In 2017, a Kurdish group known as the White Flags emerged. American defence and military officials claimed that the White Flags were a union of Kurdish ISIS and Ansar al-Islam remnants, however it was just allegations, as the Kurds of the Islamic State had continued fighting for the Islamic State under sleeper cells. It was also alleged that the White Flags are allied with the Islamic State, however the allegations are baseless as the two groups never interacted. The White Flags have been inactive since 2018. The common consensus was that the White Flags were an Ansar al-Islam faction which attempted to rebrand and failed.

In January 2021, Abu Sadiq, the Wali of Kurdistan, was killed in an ISOF operation which also killed Abu Yasser al-Issawi.

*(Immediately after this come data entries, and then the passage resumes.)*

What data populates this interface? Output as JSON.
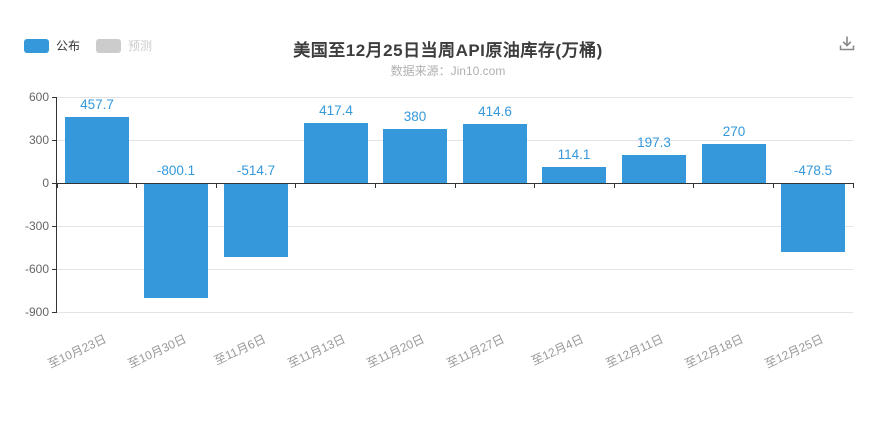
{
  "header": {
    "title": "美国至12月25日当周API原油库存(万桶)",
    "source": "数据来源：Jin10.com"
  },
  "legend": {
    "published": {
      "label": "公布",
      "color": "#3498db",
      "active": true
    },
    "forecast": {
      "label": "预测",
      "color": "#cccccc",
      "active": false
    }
  },
  "icons": {
    "download": "download-icon",
    "download_color": "#888888"
  },
  "colors": {
    "bar": "#3498db",
    "value_label": "#3498db",
    "axis_line": "#333333",
    "gridline": "#e3e3e8",
    "y_label": "#666666",
    "x_label": "#999999"
  },
  "chart_data": {
    "type": "bar",
    "title": "美国至12月25日当周API原油库存(万桶)",
    "subtitle": "数据来源：Jin10.com",
    "categories": [
      "至10月23日",
      "至10月30日",
      "至11月6日",
      "至11月13日",
      "至11月20日",
      "至11月27日",
      "至12月4日",
      "至12月11日",
      "至12月18日",
      "至12月25日"
    ],
    "series": [
      {
        "name": "公布",
        "color": "#3498db",
        "values": [
          457.7,
          -800.1,
          -514.7,
          417.4,
          380,
          414.6,
          114.1,
          197.3,
          270,
          -478.5
        ]
      }
    ],
    "value_labels": [
      "457.7",
      "-800.1",
      "-514.7",
      "417.4",
      "380",
      "414.6",
      "114.1",
      "197.3",
      "270",
      "-478.5"
    ],
    "xlabel": "",
    "ylabel": "",
    "ylim": [
      -900,
      600
    ],
    "yticks": [
      600,
      300,
      0,
      -300,
      -600,
      -900
    ],
    "grid": true,
    "legend_position": "top-left",
    "legend_entries": [
      "公布",
      "预测"
    ]
  }
}
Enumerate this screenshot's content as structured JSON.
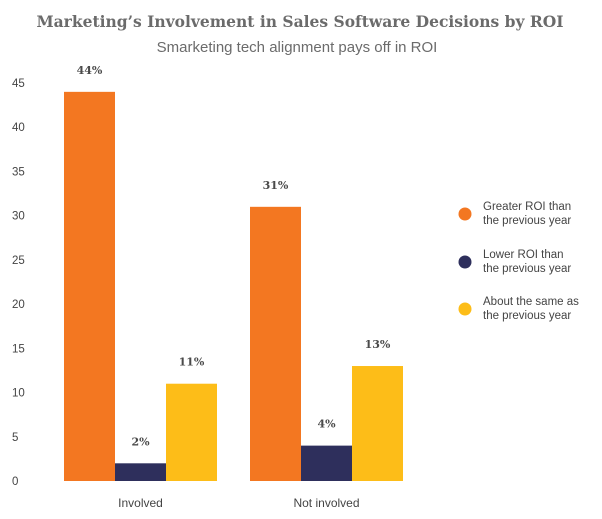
{
  "chart_data": {
    "type": "bar",
    "title": "Marketing’s Involvement in Sales Software Decisions by ROI",
    "subtitle": "Smarketing tech alignment pays off in ROI",
    "categories": [
      "Involved",
      "Not involved"
    ],
    "series": [
      {
        "name": "Greater ROI than the previous year",
        "legend_lines": [
          "Greater ROI than",
          "the previous year"
        ],
        "color": "#f37721",
        "values": [
          44,
          31
        ],
        "labels": [
          "44%",
          "31%"
        ]
      },
      {
        "name": "Lower ROI than the previous year",
        "legend_lines": [
          "Lower ROI than",
          "the previous year"
        ],
        "color": "#2e2f5c",
        "values": [
          2,
          4
        ],
        "labels": [
          "2%",
          "4%"
        ]
      },
      {
        "name": "About the same as the previous year",
        "legend_lines": [
          "About the same as",
          "the previous year"
        ],
        "color": "#fdbd18",
        "values": [
          11,
          13
        ],
        "labels": [
          "11%",
          "13%"
        ]
      }
    ],
    "ylim": [
      0,
      45
    ],
    "yticks": [
      "0",
      "5",
      "10",
      "15",
      "20",
      "25",
      "30",
      "35",
      "40",
      "45"
    ],
    "grid": false,
    "legend_position": "right",
    "xlabel": "",
    "ylabel": ""
  }
}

In July 2021, Iraqi ICTS forces collaborated with Kurdish CTG to crackdown on Islamic State cells across the country. Later in December, Kurdish security forces disrupted dozens of Islamic State sleeper cells across Iraqi Kurdistan, and the Kurdistan Region Security Council (KRSC) confirmed that most Islamic State cell members which they arrested have been Kurds. The cell leader was arrested on December 13, in an operation 72 hours after the arrest of 25 Islamic State members from Halabja, Said Sadiq, Khurmal, Sirwan, and Erbil.

Two Kurdish sleeper cells of the Islamic State were disrupted in August 2022, and Kurdistan was referred to as a "fertile ground" for the Islamic State ideology.

In July 2023, an Islamic State commander who was involved in the Camp Speicher massacre was found and arrested in Sulaymaniyah.

In November 2024, in an Iraq-KRG operation, which included the CTG, Iraqi National Security Service, Iraqi warplanes, and Peshmerga commandos, large raids on the Islamic State were launched in Sulaymaniyah, Halabja, Kirkuk, and Ranya. The command structure of the Islamic State in Kurdistan was destroyed during the raids. The Asayish also proclaimed the "dissolution of the Kurdistan Province" as a result of the raids.